Here's a sample recursive algorithim written in JavaScript, with some jQuery thrown in to make searching the array easier. It probably could be optimized, but should give you something to start with.

<!-- begin snippet: js hide: false console: true -->

<!-- language: lang-js -->

$(function() {
  var words = [{
    text: "cat",
    synonyms: ["feline", "kitten", "mouser"]
  }, {
    text: "kitten",
    synonyms: ["kitty", "kit"]
  }, {
    text: "kit",
    synonyms: ["pack", "bag", "gear"]
  }, {
    text: "computer",
    synonyms: ["electronics", "PC", "abacus"]
  }];

  console.log(areWordsRelated('cat', 'pack', words));
  console.log(areWordsRelated('cat', 'rack', words));
});

function areWordsRelated(parentWord, childWord, list) {
  var parentWordItems = $.grep(list, function(element) {
    return element.text === parentWord;
  });

  if (parentWordItems.length === 0) {
    return false
  } else {
    var parentWordItem = parentWordItems[0];
    var remainingItems = $.grep(list, function(element) {
      return element.text !== parentWord;
    });
    if (parentWordItem.synonyms.indexOf(childWord) >= 0) {
      return true;
    } else {
      for (var i = 0; i < parentWordItem.synonyms.length; i++) {
        var synonym = parentWordItem.synonyms[i];
        if (areWordsRelated(synonym, childWord, remainingItems)) {
          return true;
        }
      }
      return false;
    }
  }
}

<!-- language: lang-html -->

<script src="https://ajax.googleapis.com/ajax/libs/jquery/1.11.1/jquery.min.js"></script>

<!-- end snippet -->

You're looking at a 2nd degree relationship (as opposed to the 'easy' 1st place example you already know how to find), meaning you have to do one of two things:

(1) The storage-heavy solution requires maintaining a separate list of 2nd-degree relationships and then simply do a search within that (longer) list - this requires maintaining (potentially MUCH) more data about word relationships. For example, if you have 10000 words, and each has roughly 10 synonyms, that's 100,000 first-degree relationships stored. But then you'd have something like a billion 2nd-degree relationships. So of course that gets unwieldy quickly.

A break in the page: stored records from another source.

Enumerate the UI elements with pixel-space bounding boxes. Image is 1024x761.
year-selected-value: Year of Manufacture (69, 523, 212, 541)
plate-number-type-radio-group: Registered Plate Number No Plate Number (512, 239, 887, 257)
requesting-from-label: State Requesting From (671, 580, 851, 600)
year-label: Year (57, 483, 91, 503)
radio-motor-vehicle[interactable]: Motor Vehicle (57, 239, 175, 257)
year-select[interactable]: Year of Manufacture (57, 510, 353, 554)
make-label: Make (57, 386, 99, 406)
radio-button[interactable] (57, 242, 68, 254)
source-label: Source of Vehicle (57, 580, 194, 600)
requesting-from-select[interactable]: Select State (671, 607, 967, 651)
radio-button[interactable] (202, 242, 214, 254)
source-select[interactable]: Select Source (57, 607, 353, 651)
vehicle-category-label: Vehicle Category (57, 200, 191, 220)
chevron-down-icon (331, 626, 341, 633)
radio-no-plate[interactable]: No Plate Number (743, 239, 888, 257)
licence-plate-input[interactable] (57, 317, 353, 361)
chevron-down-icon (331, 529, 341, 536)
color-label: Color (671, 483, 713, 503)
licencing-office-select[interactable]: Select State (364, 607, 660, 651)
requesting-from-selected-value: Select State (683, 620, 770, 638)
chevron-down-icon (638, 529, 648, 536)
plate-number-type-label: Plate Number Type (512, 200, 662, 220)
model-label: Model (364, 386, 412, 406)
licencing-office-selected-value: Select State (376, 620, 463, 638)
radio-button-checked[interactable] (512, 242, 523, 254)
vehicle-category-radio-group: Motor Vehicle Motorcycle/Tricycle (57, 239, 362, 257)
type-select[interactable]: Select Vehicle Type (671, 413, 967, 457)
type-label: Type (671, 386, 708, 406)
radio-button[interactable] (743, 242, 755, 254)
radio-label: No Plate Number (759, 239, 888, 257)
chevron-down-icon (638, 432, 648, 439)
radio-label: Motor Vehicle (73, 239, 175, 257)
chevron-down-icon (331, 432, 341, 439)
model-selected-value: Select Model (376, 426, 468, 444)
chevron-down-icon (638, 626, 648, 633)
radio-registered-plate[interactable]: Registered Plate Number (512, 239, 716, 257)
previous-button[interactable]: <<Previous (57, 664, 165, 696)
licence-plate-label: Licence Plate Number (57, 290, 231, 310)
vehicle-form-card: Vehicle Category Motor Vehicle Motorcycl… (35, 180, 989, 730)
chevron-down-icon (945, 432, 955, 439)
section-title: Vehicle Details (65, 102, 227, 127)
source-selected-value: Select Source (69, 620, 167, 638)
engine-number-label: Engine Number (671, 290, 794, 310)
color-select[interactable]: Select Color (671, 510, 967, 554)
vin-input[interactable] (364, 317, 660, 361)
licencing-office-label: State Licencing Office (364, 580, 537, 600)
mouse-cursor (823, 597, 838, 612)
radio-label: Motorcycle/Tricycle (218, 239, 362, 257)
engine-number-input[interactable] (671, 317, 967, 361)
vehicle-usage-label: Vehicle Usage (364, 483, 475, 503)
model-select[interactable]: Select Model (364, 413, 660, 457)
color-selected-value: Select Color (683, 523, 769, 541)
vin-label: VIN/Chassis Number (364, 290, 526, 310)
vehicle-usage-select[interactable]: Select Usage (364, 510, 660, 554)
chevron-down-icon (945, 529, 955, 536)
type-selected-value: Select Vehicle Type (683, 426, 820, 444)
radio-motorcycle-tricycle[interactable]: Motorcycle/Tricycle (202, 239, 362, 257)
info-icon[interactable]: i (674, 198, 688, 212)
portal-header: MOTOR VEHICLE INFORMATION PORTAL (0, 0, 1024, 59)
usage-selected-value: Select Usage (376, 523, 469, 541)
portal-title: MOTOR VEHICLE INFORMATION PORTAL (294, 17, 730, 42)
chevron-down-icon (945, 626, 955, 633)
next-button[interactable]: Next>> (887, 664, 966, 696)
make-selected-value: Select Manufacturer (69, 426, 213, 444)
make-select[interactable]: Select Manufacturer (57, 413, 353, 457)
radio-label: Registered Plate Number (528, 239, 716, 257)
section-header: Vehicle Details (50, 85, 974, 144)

In that case, each entry looks like this:
{text: "cat" synonyms: ["feline", "kitten", "mouser"] seconds:["pack",...]}
... and you simply write a separate function that will check for relationships in EITHER 'synonyms' or 'seconds'.

(2) The programmatic solution would be to still only store the 1st-degree relationships and then do an embedded loop.

In this case:

//// This checks for 1st degree relationship
areWordsRelated1(word1 Word, word2 Word) bool{
    for _, elem := range word1.synonyms{
         if elem == word2.text{
             return true
         }
    }
    return false
}

//// This checks for 2nd degree by checking 1st and then, if not, 
//// then trying the 1st degree function on the children of word2
//// before giving up and returning false
areWordsRelated2(word1 Word, word2 Word) bool{
    for _, elem1 := range word1.synonyms{
         if elem1 == word2.text{
             return true
         } else {
         for _, elem2 := range elem1.synonyms{
             if areWordsRelated1(word1, elem2) {
                 return true
             }
         }
    }
    return false
}

NOTE: I noticed that in your sample data, "cat" was related to "kitten", but "kitten" was not conversely related to "cat".